Honore’s decision to go to Hope was quick enough that, coach Tony Sigmon said, he didn’t realize Honore was going to make it. During most of his senior year, Honore had seemingly made peace with moving on from organized sports and attending Ferris State. However, he said that due in part to the unfortunate nature of his senior year, he ultimately decided to change course. Honore, a former all-state safety who will play that position at Hope too, suffered a season-ending knee injury during the Oakridge football game last fall that also cost him his wrestling season. Then, he joined the rest of his classmates in seeing their senior school years cut short by COVID-19.

“It was just one of those things where, with everything kind of going sideways, I think Kyler had some opportunity to think back and reflect on his football playing career, both his junior and senior year,” Sigmon said. “He decided he didn’t want to be done yet, and I don’t blame him after the way his senior season ended.”

Honore said his knee is now mostly healed and he is working with the Hope program’s weightlifting regimen to build strength back in the knee. He hopes to be 100 percent again in the fall.

Honore said he did not consider another school besides Hope to play football. He’ll join former teammates like Harris and Gavin Schaeffer on the Dutchmen roster.

“I’ve always been interested in Hope,” Honore said. “Hope, Ferris and maybe Grand Valley State were my choices. If I was playing football, I was going to Hope.”

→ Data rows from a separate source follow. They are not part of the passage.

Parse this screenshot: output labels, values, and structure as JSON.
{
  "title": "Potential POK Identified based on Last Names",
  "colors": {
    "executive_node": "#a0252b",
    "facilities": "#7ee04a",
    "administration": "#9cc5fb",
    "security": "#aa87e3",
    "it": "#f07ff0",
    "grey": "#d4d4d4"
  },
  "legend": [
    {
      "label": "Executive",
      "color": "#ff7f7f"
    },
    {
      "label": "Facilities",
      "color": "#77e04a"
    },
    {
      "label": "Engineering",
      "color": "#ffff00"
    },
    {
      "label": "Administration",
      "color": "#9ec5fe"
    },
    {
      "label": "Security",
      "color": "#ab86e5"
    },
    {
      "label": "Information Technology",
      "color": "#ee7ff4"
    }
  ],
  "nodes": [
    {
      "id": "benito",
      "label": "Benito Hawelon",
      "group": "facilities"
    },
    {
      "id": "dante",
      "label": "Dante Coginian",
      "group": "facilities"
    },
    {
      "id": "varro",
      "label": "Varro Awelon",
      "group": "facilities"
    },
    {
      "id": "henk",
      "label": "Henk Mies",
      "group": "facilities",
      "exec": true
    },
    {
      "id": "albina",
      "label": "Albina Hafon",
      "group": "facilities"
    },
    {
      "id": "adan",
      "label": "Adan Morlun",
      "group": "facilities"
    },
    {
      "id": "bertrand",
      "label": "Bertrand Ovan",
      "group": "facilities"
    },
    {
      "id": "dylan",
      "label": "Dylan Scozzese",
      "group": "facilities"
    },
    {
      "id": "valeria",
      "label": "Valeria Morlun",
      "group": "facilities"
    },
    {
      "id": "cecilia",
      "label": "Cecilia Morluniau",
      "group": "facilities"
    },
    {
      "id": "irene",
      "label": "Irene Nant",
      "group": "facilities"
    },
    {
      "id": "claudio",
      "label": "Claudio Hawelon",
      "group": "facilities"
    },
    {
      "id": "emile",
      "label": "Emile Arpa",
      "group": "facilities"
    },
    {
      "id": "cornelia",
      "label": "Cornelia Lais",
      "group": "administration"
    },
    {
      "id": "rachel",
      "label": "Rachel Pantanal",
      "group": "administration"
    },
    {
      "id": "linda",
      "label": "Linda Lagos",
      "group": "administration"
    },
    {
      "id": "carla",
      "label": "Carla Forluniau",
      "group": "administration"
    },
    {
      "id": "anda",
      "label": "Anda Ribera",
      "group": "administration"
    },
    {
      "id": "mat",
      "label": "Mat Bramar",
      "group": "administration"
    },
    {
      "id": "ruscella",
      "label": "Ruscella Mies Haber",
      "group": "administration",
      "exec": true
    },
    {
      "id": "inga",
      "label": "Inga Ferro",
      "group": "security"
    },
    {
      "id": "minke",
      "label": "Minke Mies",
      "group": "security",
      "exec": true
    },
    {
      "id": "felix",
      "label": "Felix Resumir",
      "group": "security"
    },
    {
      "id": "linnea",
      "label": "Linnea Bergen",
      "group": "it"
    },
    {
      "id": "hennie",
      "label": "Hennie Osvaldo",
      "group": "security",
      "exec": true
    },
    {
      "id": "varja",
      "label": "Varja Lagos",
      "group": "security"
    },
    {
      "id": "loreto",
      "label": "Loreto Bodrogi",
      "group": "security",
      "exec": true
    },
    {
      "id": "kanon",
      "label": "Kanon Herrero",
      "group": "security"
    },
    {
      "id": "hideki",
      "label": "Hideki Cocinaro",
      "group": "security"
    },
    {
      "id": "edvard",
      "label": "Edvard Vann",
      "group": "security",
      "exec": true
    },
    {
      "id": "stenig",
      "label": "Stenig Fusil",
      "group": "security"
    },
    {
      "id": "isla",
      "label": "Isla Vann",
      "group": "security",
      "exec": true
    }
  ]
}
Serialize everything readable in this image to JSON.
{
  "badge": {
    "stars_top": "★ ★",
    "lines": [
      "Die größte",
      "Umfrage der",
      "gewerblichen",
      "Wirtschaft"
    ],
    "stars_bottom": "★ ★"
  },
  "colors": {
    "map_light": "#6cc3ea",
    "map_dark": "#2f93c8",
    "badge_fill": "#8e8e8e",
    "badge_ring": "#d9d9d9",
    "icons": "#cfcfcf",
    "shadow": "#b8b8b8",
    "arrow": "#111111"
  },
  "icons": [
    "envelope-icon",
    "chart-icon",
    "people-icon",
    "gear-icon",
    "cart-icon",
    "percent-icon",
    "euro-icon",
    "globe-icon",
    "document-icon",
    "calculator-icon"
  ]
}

Sigmon said Honore’s nose for the ball is what will make him successful in college football and remembered one play in particular from Kyler’s junior season that showed off his ability to make plays.

“We were playing Dexter his junior year, and they’d set up an offensive formation to where there was a lot of spacing to their sideline,” Sigmon said. “They threw a bubble screen, and Kyler ran 14 or 15 yards (to make the tackle) and the kid ended up gaining one yard. If you look at it (on film), you think, my goodness, this is a 10-yard play or even a touchdown. And he was a sure tackler, which I think comes from him being a wrestler as well...This kid is not afraid of anything. He can measure up to anyone he plays against.

“I can’t wait to see him play again. I know his season was cut remarkably short, and he deserves another opportunity.”

Collins expressed pride in each of the local signees and credited the White Lake area in part for what it’s done for them.

“Our community does a great job raising kids, and there’s a lot of great kids in our community,” Collins said. “They’re disciplined, hard-working kids. They’re well-behaved and they do the right things. These guys are witness to that for sure. It’s fun to see them take educational athletics to the next level. I think our kids approach that well.”